China International Strategy Review

Publication Date





Relations between America and Middle Eastern states have shifted substantially since World War II, with perspectives on either side coalescing around security and geopolitical pillars, as well as economic interest. For America, that has meant meeting its energy needs, and for the Middle East, it has involved direct and indirect economic support. Arab and non-Arab Middle Eastern states alike have recognized this evolving relationship and the increasing role America would play in the region, rather than the once-influential Soviet Union. Over the years, this power relationship has changed alongside the geopolitical and security pillars, to create a bigger role for America in its relations with many states in the region. In recent decades, another shift took place, with a trend toward American disengagement in the Middle East. The American security prism in the region has shifted from being region-centric to being compartmentalized sub-regionally such as in the Gulf, or even nation-specific, such as with Egypt, Israel, Jordan, Iraq, and Turkey, which is still a NATO member.

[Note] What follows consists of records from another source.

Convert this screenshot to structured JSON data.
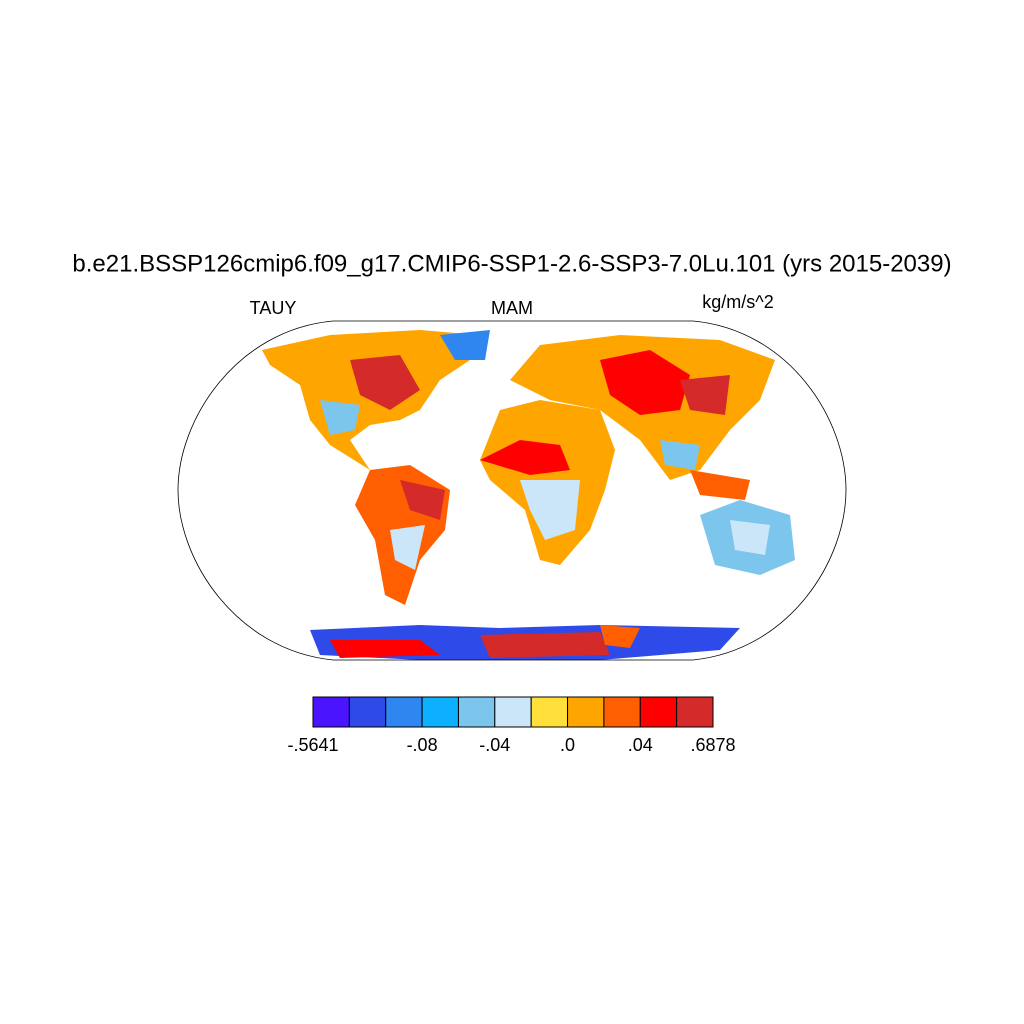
{
  "title": "b.e21.BSSP126cmip6.f09_g17.CMIP6-SSP1-2.6-SSP3-7.0Lu.101 (yrs 2015-2039)",
  "left_label": "TAUY",
  "center_label": "MAM",
  "right_label": "kg/m/s^2",
  "colorbar": {
    "colors": [
      "#4a14ff",
      "#2e4ae8",
      "#2f86f0",
      "#0cb0ff",
      "#7cc6ee",
      "#cbe6f8",
      "#ffdf3a",
      "#ffa500",
      "#ff5f00",
      "#ff0000",
      "#d42a2a"
    ],
    "levels": [
      {
        "value": -0.5641,
        "label": "-.5641"
      },
      null,
      null,
      {
        "value": -0.08,
        "label": "-.08"
      },
      null,
      {
        "value": -0.04,
        "label": "-.04"
      },
      null,
      {
        "value": 0,
        "label": ".0"
      },
      null,
      {
        "value": 0.04,
        "label": ".04"
      },
      null,
      {
        "value": 0.6878,
        "label": ".6878"
      }
    ]
  }
}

Further, American dependence on oil decreased. The security and economic pillars of the Middle Eastern mindset, in the context of relations with America, have also shifted and continue to do so. Both sides have shifted their gaze to Asia. America’s interests in the region will continue, even if at lower levels, just as the Middle East will not turn a blind eye to America. Developments hint at future relations that hinge on security parameters, with economic demands and interests entering into the equation when circumstances permit.